I've been reading about endianess again, after a few months with MIPS. I'm a little confused when it comes to when it matters when loading/storing from/to memory, so can someone verify If my understanding is correct? I don't have a Big Endian machine to test it and for some reason can't get qemu to work.
Example 1:
lw $t0,word_
word_: .word 0xAABBCCDD // behaves the same in both Endian and Little Endian
Example 2:
lw $t0,bytearr_
bytearr_ : .byte 0xAB, 0xCD, 0xEF, 0xAA // either 0xABCDEFAA on BE or 0xAAEFCDAB on LE (?)
Example 3:
lhw $t0,b2hw
b2hw : .byte 0xAB, 0xCD //can this lead to issues as well? (LE is 0xCDAB, BE is 0xABCD)
Please correct me if I'm wrong or if I missing any potential conversion that could go wrong from one endianness to the other. Thanks!
EDIT:
What is going to happen in the case of LE/BE if I attempt to load a word into a halfword or a halfword into a word? For instance lw $t0, hw_
where hw_: .half 0xABCD
and lhw $t0, w_
where w_: .word 0xAABBCCDD
In Example 1 the assembler is taking care of how to arrange the word in memory.
If the architecture is little endian the lowest address will hold 0xDD
, then 0xCC
, then 0xBB
and then 0xAA
.
If the architecture is big endian it will be the other way round: first 0xAA
, then 0xBB
, then 0xCC
and then 0xDD
.
So when you issue lw $t0, word_
you get the value you expect (0xAABBCCDD
).
On your second example you are defining an array of bytes, so the assembler must obey your ordering. The lowest address will hold 0xAB
, then 0xCD
, then 0xEF
, then 0xAA
.
So when you issue lw $t0,bytearr_
you will get different results whether your architecture is little endian or big endian.
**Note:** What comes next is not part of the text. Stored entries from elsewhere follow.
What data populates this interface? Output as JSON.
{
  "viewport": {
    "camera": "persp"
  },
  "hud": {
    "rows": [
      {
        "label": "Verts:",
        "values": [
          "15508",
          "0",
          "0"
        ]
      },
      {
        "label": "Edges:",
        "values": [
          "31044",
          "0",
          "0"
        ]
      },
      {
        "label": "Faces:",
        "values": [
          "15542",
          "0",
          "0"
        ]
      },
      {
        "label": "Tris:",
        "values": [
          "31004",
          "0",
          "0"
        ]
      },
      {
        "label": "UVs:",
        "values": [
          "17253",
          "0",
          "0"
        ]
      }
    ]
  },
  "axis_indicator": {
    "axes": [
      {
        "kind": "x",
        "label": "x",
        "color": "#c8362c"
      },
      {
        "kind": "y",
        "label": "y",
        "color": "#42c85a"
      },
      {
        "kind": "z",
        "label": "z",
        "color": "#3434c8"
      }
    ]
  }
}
If your architecture is little endian you end up with $t0=0xAAEFCDAB
and if your architecture is big endian you end up with $t0=0xABCDEFAA
.
The third example is similar to the second. You define an array of bytes, so the lowest address will hold 0xAB
and then 0xCD
and issuing lhw $t0, b2hw
will end up with $t0=0xCDAB
if the architecture is little endian and $t0=0xABCD
if it is big endian.
If you wish to let the assembler manage the arrangement then you would use the directive .half
, like so:
lhw $t0,b2hw
b2hw : .half 0xABCD //let the assembler figure out how to arrange this half word in memory
Your final question about what happens when you "attempt to load a word into a halfword or a halfword into a word?".
The answer is that you really don't load a word into a halfword nor a halfword into a word. You load a word or a halfword starting at some address. So if you have the following example:
hw_: .half 0xABCD
w_: .word 0xAABBCCDD
this code:
lw $t0, hw_
will load a word starting at the address pointed by hw_
, and
lhw $t0, w_
will load a half word starting at the address pointed by h_
.
The arrangement in memory would be (from smaller addresses to larger ones):
if its little endian:
0xCD ; hw_
0xAB
0xDD ; w_
0xCC
0xBB
0xAA
so if you issue lw $t0, hw_
you would get 0xCCDDABCD
, and with lhw $t0, w_
you would get 0xCCDD
.
And if it was big endian:
0xAB ; hw_
0xCD
0xAA ; w_
0xBB
0xCC
0xDD
so if you issue lw $t0, hw_
you would get 0xABCDAABB
, and with lhw $t0, w_
you would get 0xAABB
.